In two researchers' experiments they operated five sequencing batch reactors with sludge ages of 3, 8, 16, 25, and 50 days. All systems were fed with the same synthetic wastewater, the composition of which was (in COD units):
  • Peptone : 500 mg / L
  • Ethanol : 250 mg / L
  • Glucose : 125 mg / L
  • Acetic acid : 125 mg / L

The volumetric loading (on a COD basis) was 1 kg / m3 .day in all SBRs. Although the main aim of the experiments with SBRs under different sludge ages was to study the effect of sludge retention time on microfloc formation, the experiments also provided an oportunity to observe the growth of Nostocoida limicola. Surprisingly enough, all SBRs inoculated with the activated sludge from the Prague Central wastewater treatment plant suffered from bulking in the start - up period regardless of the plug - flow hydraulic regime in the SBRs. The dominating filamentous microorganism was Nostocoida limicola present in the inoculum (see above). After one month of operation, the settleability of activated sludges improved to such an extent that the activated sludge settled below one - half of the SBR volume after 1 h sedimentation period, so that recirculation ratio (1) could be maintained. However, a significant occurrence of Nostocoida limicola in biocenoses persisted for the rest of a 4 - month experiment in all activated sludges. The only remarkable difference between activated sludges with different sludge ages was in the appearance of the Nostocoida limicola trichomes. The long coiled filaments without any strange structures, were observed in the activated sludges cultivated under 3, 8, and 16 days. In the activated sludge with a sludge age of 25 days the Nostocoida limicola filaments formed swollen cells and knots. The long filaments also tended to fragment. Nostocoida limicola in the activated sludge with a sludge age of 50 days was present only in a form of short fragments mostly incorporated in flocs.

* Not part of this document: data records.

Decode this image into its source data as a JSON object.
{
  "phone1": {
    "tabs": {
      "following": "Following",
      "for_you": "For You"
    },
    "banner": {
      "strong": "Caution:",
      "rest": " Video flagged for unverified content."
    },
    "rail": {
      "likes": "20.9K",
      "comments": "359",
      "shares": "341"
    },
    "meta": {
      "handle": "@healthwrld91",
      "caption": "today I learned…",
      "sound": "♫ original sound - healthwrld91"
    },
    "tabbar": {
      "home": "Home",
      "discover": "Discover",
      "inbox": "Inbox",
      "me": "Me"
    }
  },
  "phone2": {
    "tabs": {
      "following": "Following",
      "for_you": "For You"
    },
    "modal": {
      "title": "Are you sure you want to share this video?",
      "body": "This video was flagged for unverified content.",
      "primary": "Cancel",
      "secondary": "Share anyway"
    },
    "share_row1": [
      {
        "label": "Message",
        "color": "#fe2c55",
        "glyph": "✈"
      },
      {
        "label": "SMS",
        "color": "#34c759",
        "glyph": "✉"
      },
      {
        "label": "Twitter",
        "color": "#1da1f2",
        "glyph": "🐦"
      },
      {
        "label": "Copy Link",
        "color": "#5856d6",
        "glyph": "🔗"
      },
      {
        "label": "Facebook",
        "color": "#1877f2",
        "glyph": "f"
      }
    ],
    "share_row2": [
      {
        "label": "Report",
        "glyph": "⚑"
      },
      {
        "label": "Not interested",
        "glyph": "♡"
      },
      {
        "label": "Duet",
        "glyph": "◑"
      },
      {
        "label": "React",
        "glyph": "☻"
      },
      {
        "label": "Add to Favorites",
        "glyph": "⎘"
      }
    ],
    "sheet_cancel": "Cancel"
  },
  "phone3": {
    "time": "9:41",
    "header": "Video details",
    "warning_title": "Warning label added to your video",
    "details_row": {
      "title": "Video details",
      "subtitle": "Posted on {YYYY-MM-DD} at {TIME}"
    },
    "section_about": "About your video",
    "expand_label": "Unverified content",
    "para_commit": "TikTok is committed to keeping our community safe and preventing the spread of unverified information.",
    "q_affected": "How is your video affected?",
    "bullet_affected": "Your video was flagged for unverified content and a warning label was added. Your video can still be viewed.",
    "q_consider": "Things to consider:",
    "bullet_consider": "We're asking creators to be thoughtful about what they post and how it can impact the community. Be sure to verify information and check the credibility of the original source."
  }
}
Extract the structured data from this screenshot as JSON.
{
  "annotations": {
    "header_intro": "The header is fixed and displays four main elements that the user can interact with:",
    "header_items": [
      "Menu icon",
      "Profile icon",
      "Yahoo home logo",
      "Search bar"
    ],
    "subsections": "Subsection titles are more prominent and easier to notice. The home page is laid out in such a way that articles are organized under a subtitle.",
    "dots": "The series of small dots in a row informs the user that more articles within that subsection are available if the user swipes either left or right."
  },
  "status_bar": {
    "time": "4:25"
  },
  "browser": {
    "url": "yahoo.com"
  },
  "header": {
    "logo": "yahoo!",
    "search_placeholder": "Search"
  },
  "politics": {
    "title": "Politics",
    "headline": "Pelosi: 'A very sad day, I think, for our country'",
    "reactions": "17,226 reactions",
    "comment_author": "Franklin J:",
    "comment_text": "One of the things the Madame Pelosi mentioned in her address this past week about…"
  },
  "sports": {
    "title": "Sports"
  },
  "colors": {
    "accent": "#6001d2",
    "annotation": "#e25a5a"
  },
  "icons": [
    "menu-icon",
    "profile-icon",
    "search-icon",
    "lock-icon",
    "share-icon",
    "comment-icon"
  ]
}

Nostocoida limicola filaments are found in biological foams in activated sludge plants. However, the foaming problems are not so severe and persistent when Nostocoida limicola is the causative microorganism as they are when nocadioform or Microthrix parvicella cause foams. Some authors experimentally verified that the Nostocoida limicola foams are not so stable as the foams caused by nocardioforms. The possible explanation is in a lesser degree of hydrophobicity of the Nostocoida limicola cells.